Other than the talos and chronos, we also have grotesques that have str 6 with 2 pain tokens furiously charging. If you take Urian then you get Uber grots with str 6, then str 7 when furiously charging. These guys are going to be great against an armored battle line, i think. Only so-so against dreads though.( 4 ubers = 12 str 7 attacks, that is about 1 glance and one pen. ) Each hit of a dreads close combat weapon will kill a uber grotesque? Right? After the first round only can glance against av 13.


----------



## beakerpsych (Nov 12, 2010)

*Uber-grotesques*

Other than the talos and chronos, we also have grotesques that have str 6 with 2 pain tokens furiously charging. If you take Urian then you get Uber grots with str 6, then str 7 when furiously charging. These guys are going to be great against an armored battle line, i think. Only so-so against dreads though.( 4 ubers = 12 str 7 attacks, that is about 1 glance and one pen. ) Each hit of a dreads close combat weapon will kill a uber grotesque? Right? After the first round only can glance against av 13.


----------



## Khorothis (May 12, 2009)

Turbogrots are not a bad idea. They're bound to start with FC (assuming the player isn't pants-on-head retarded) and there should be 5 of them (you're not going to send one of your precious HQs there are you? And no, Berserk Rampage isn't a problem, its a bloody 2+). Lets assume the unit has an Aberration with Scissorhands (thats probably the best thing you can give him IMHO). That means 16+7=23 S7 hits at I5. There should be a few glances and penetrations there, unless of course if you need new dice. 

Otherwise, Talos, maybe Cronos, Dark Lances, Blasters, maybe Dizzies and the occasional S10 Archon.


----------



## IntereoVivo (Jul 14, 2009)

can someone point me to where in the codex it says Grotesques can get S6?


----------



## Khorothis (May 12, 2009)

IntereoVivo said:


> can someone point me to where in the codex it says Grotesques can get S6?


p. 83, Urien's entry in the army list.


----------



## Izzleydill (Jul 11, 2010)

beakerpsych said:


> How about ram them from behind. This way you get to say "I am going to shove that raider so far up that Dread's a**, that it will be walking funny for a week!" and then you get to laugh the evil laugh agin when it works. A** raping dreadnoughts is funny. Still not cc though, i know.

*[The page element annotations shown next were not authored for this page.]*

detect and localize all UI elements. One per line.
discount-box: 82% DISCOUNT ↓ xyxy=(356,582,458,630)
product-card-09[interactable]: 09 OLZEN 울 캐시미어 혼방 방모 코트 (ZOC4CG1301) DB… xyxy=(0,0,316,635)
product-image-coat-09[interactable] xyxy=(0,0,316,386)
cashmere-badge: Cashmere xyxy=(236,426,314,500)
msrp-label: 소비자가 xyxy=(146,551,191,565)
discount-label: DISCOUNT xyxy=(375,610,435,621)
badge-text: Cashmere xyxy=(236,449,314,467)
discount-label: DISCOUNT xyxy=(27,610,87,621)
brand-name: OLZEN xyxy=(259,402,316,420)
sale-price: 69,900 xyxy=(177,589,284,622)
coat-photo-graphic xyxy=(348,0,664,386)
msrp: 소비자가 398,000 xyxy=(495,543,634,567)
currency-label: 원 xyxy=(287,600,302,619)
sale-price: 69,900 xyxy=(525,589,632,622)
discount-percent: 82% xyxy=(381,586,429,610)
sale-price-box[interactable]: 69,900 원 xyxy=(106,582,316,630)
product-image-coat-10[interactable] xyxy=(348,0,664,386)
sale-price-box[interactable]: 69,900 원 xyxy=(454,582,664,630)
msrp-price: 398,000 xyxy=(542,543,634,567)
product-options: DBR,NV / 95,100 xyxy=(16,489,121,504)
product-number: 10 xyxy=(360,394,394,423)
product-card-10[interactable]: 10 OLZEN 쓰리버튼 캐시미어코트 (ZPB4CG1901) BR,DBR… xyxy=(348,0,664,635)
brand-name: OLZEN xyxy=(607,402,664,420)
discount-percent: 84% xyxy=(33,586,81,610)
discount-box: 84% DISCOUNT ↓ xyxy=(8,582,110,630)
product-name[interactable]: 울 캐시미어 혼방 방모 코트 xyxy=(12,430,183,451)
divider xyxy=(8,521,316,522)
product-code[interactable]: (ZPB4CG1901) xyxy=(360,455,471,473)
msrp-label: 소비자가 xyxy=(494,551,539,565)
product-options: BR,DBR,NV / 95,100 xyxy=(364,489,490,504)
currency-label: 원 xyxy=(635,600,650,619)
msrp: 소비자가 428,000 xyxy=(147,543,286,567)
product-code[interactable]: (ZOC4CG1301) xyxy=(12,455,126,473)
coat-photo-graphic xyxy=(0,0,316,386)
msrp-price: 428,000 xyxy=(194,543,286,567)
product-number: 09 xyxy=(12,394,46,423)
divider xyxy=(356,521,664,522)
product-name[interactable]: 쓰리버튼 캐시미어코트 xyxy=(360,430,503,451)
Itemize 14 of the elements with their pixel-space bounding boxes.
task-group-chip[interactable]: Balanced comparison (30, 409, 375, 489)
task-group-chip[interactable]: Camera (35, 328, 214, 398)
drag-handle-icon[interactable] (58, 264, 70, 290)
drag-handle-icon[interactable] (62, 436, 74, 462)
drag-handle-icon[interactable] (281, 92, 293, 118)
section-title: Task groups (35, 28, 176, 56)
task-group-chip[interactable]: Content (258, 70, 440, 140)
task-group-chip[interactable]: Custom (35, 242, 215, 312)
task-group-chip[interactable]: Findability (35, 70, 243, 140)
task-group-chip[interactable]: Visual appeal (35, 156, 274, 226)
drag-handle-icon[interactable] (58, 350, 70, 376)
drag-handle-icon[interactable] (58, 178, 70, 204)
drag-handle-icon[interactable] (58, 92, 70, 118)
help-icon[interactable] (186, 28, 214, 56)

Ramming walkers with *DCCW* is a terrible idea, because they be still alive most of the time, and then get to punch you in the next turn (automatically penetrating AV10). Then if they immobilize or stun you, they will get to hit you on your turn.

Edit: Missed a Rule and had to correct


----------



## beakerpsych (Nov 12, 2010)

I think that if I tried to ram a dread with a raider that they get their death or glory immediately, and with str 8? 10? cc weapon, the raider is probably very dead. 
Still, levity is it's own weapon.


----------



## Khorothis (May 12, 2009)

I think theres a wargear upgrade for Raiders that gives them some extra AV when ramming. D3 I guess. Would make ramming much less risky. Then again, if you're ramming your Raider into something its probably missing its gun and passangers so its perfectly fine IMO.


----------